ЧЖЭНЬ И ЕГО ЧУДЕСНЫЙ КАМЕНЬ

   Чаньаньский чиновник Цзя Цзылун, проходя случайно по соседнему переулку, увидел какого-то незнакомца, обладавшего живым, элегантным духом. Спросил, кто такой. Оказалось: студент Чжэнь из Сяньяна, снявший здесь временное помещение. Цзя всем сердцем увлекся им и на следующий же день пошел занести ему свой визитный листок. Студента как раз он не застал. Заходил после этого еще три раза – и все не мог его поймать. Тогда он тайно отправил своего человека подсмотреть, когда Чжэнь будет дома, и затем пошел к нему, Чжэнь притаился и не выходил к нему. Цзя пошел шарить по дому, и наконец Чжэнь вышел. Прижали друг к другу колени, изливаясь в беседе. Поняли друг друга и очень полюбили.
   Цзя явился в гостиницу и послал мальчика за вином. Чжэнь, вдобавок ко всему, оказался умелым выпивалой, причем ловко острил. Обоим было очень весело и приятно. Когда вино уже готово было кончиться, Чжэнь поискал в своем сундучке и достал оттуда сосуд для выпиванья. Это была яшмовая чарочка без дна. Чжэнь влил в нее чарку вина, глянь: она полна через край! Тогда он взял чарку поменьше и стал ею вычерпывать в чайник. И сколько он ни черпал, вино в чарке нисколько не убывало.
   Цзя подивился и стал настойчиво выспрашивать у него тайну.
   – Я, знаете, не хотел свиданья с вамп, – сказал Чжэнь, – и это вот почему: у вас никаких иных недостатков нет, кроме еще не очищенного алчного сердца. А это – тайное средство бессмертных людей. Могу ли я его вам передать?
   – Что за несправедливость! – воскликнул Цзя. – Да разве я жадный человек? Если и рождаются где-то во мне по временам мечты о роскоши, то только оттого, что я беден!
   Посмеялись и разошлись.
   С этих пор стали заходить друг к другу без перерыва, совершенно забывая, кто к кому. Но каждый раз, как Цзя случалось бывать в затруднительном положении, Чжэнь сейчас же доставал кусок какого-то черного камня, дул и наговаривал над ним, потом тер им о черепки и обломки, которые сейчас же превращались в серебро. И он дарил это серебро Цзя, причем только-только, чтобы тому хватало на расходы, – никогда больше, ничего лишнего. Цзя же всегда просил прибавить.
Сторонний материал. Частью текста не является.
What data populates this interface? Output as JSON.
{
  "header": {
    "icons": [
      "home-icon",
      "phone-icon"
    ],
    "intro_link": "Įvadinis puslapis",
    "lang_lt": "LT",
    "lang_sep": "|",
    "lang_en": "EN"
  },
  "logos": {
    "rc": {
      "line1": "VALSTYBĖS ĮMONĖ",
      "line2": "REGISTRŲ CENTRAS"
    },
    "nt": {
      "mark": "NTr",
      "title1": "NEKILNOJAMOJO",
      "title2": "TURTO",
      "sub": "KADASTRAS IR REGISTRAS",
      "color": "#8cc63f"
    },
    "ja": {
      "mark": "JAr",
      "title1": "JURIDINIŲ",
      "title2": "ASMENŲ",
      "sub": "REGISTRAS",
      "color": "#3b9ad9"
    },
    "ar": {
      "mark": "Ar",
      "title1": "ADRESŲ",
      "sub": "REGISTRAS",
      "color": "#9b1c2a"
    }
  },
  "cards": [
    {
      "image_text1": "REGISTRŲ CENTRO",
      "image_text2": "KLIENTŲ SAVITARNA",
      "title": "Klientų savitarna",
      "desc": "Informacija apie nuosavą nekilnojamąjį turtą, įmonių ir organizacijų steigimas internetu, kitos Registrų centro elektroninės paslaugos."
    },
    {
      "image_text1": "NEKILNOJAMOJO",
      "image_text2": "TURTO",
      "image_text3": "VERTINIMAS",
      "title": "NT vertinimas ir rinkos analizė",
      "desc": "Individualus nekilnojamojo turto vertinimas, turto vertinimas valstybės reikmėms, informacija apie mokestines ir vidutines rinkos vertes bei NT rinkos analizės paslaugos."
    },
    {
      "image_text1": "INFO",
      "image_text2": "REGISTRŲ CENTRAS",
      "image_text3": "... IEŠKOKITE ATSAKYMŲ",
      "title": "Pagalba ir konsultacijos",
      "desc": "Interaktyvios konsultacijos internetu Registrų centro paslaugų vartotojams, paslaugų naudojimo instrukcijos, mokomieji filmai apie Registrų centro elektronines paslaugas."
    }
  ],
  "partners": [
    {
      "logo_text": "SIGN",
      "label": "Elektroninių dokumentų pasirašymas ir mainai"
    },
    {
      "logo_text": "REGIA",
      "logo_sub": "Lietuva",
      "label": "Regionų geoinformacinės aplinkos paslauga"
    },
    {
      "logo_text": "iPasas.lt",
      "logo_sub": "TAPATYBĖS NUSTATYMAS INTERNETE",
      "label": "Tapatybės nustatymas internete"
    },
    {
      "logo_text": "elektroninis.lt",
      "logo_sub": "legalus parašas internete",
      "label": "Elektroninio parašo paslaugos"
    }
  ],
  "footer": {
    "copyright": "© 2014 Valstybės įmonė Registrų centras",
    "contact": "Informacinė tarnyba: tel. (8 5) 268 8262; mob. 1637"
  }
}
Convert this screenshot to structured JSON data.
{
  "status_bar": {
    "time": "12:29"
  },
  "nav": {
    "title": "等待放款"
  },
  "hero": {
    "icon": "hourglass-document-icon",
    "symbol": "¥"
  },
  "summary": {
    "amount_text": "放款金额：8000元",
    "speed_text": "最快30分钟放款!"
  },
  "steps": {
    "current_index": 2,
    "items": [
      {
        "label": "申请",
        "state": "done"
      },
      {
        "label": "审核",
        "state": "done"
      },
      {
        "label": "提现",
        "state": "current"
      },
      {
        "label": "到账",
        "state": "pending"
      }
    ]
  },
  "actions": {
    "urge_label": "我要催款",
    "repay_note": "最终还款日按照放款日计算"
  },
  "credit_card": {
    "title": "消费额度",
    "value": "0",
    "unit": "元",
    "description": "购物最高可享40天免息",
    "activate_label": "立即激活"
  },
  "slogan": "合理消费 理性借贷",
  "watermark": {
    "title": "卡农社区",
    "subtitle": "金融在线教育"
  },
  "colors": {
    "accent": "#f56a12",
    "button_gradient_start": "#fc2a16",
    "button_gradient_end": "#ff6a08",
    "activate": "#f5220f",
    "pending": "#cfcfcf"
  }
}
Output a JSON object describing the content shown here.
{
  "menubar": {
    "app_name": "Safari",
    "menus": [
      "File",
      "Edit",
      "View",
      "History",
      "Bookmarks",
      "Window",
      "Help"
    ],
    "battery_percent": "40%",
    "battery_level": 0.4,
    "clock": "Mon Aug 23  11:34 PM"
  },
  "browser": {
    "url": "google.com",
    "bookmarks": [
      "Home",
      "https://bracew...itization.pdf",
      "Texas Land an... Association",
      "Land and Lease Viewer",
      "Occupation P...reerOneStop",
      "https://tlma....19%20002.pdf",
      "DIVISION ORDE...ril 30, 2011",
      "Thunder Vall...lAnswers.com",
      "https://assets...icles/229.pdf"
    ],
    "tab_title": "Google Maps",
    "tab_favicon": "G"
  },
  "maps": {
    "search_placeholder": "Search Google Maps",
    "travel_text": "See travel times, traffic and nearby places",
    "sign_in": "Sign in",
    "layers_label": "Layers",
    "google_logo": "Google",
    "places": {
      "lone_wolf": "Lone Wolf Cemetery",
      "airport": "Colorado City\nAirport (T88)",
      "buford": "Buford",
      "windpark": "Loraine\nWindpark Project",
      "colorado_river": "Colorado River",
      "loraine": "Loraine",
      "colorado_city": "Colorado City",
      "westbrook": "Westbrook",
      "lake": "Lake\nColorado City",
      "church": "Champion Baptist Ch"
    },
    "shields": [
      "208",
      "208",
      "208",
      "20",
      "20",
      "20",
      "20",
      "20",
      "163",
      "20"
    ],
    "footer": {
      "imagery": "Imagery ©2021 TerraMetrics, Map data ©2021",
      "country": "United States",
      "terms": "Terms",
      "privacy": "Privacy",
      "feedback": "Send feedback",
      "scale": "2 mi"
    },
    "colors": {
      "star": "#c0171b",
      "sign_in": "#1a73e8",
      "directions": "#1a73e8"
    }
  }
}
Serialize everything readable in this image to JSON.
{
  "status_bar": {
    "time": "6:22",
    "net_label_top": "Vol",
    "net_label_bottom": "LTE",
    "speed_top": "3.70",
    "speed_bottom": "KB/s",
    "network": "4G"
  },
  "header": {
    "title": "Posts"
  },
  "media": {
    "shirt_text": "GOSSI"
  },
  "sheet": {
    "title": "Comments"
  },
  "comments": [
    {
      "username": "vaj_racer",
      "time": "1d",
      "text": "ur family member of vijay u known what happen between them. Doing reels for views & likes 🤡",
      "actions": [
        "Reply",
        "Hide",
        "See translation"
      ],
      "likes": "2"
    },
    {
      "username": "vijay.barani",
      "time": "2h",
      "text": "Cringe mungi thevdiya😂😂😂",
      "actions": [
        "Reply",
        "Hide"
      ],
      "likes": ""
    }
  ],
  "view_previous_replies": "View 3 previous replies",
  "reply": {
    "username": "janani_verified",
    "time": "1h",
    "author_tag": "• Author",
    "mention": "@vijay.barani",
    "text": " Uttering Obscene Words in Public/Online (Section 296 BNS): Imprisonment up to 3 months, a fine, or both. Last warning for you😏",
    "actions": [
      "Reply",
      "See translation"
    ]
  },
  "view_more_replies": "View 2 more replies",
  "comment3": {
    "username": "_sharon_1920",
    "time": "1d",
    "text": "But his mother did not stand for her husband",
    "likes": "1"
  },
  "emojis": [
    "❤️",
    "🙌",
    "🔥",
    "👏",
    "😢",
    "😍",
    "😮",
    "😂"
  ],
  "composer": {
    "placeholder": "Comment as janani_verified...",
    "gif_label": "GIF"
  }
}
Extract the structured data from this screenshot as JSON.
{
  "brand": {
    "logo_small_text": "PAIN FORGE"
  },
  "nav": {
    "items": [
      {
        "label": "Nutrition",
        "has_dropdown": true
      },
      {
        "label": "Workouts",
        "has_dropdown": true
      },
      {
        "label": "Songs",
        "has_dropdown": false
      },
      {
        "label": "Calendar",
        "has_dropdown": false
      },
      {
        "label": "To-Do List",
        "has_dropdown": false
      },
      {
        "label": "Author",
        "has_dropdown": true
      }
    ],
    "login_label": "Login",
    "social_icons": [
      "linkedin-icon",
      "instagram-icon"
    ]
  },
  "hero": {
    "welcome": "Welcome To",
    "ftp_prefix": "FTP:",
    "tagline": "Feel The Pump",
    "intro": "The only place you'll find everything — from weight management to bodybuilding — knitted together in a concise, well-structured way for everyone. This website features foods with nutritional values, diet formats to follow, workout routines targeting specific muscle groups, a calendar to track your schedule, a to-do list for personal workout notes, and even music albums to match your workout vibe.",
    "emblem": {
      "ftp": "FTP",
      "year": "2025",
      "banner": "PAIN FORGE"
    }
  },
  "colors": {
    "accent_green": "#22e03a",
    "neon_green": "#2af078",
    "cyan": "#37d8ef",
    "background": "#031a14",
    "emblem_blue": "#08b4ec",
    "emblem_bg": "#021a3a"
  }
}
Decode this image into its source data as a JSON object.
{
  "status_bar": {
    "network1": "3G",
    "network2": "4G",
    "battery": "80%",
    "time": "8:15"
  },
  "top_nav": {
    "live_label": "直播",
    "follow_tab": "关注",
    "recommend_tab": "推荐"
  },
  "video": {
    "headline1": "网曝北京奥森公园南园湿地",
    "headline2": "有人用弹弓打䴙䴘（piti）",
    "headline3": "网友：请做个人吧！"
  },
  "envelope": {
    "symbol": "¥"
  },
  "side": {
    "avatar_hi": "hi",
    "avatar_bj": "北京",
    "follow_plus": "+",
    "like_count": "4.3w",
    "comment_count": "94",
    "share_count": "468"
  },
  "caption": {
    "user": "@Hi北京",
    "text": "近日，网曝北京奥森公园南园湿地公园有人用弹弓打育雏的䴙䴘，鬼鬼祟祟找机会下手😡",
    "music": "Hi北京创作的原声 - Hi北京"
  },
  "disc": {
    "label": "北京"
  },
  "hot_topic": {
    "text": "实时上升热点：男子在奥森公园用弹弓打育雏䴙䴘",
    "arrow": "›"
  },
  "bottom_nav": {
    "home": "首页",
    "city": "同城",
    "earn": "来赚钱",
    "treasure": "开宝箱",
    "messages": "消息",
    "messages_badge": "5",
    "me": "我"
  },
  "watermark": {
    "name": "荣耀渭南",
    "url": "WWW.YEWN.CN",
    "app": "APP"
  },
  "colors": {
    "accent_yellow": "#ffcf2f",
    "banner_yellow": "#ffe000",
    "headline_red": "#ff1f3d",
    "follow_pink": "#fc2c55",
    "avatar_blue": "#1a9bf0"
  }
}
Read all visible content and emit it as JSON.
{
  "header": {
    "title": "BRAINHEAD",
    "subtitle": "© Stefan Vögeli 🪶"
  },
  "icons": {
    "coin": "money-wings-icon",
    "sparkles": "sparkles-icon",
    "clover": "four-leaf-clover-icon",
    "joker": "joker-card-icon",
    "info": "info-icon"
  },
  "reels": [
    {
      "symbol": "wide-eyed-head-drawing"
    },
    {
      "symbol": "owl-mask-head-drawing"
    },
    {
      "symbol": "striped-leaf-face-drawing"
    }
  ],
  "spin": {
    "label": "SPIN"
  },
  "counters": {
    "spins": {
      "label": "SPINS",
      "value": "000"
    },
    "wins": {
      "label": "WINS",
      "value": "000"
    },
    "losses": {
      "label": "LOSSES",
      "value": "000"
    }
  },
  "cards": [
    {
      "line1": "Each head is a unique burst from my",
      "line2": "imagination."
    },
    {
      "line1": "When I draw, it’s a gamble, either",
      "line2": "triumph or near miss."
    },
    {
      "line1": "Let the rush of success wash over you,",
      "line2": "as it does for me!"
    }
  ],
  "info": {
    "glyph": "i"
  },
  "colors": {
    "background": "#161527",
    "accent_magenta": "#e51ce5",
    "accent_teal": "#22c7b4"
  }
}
   – Говорил же я, что ты жаден! Ну что это такое? Ну что это такое?
   Цзя был убежден, что если ему говорить открыто, то дело ни за что не удастся, и принял решение воспользоваться его пьяным сном, чтобы украсть камешек и затем предьявлять ему требования. И вот однажды, после того как они напились и легли, Цзя тихонько поднялся и стал шарить в глубине одежды Чжэня. Тот заметил.
   – Ты, скажу тебе теперь по правде, – промолвил он, – погубил свою душу. Нельзя тут жить!
   Простился с ним и ушел; нанял себе другое помещение.
   Прошло этак с год. Цзя гулял как-то на берегу реки; заметил камень, блистающий, весь чистый, необыкновенно напоминающий вещицу студента Чжэня. Подобрал и стал беречь, как драгоценность и сокровище.
   Через несколько дней вдруг к нему пришел Чжэнь с удрученным видом, словно у него случилась какая-то потеря. Цзя выразил ему сочувствие и ласково стал спрашивать.
   – То, что ты видел у меня, помнишь, прежде, – был камень бессмертного для превращения в драгоценный металл. В те давние дни, когда я дружил и странствовал с Баочжэнь-цзы[133], он полюбил меня за твердость и стойкость; подарил мне эту вещь. А я в пьяном виде ее потерял. Погадав тайно, я открыл, что она должна быть у тебя. Если ты сжалишься надо мной, как, помнишь, в истории с «возвращением пояса»[134], то я не посмею забыть о благодарности.
   Цзя засмеялся.
   – Я в своей жизни, – сказал он, – никогда не смел обманывать друга. Действительно, как ты гадал, так и есть! Однако кто, скажи, лучше знал о бедности Гуань Чжуна, как не Бао Шу[135]?.. Ну, а ты как поступишь?
   Чжэнь просил разрешения подарить ему сто лан.
   – Сто лан? – сказал Цзя… – Не мало! Передай лишь мне твой наговор и дай мне лично попробовать… Отдам без всякой досады!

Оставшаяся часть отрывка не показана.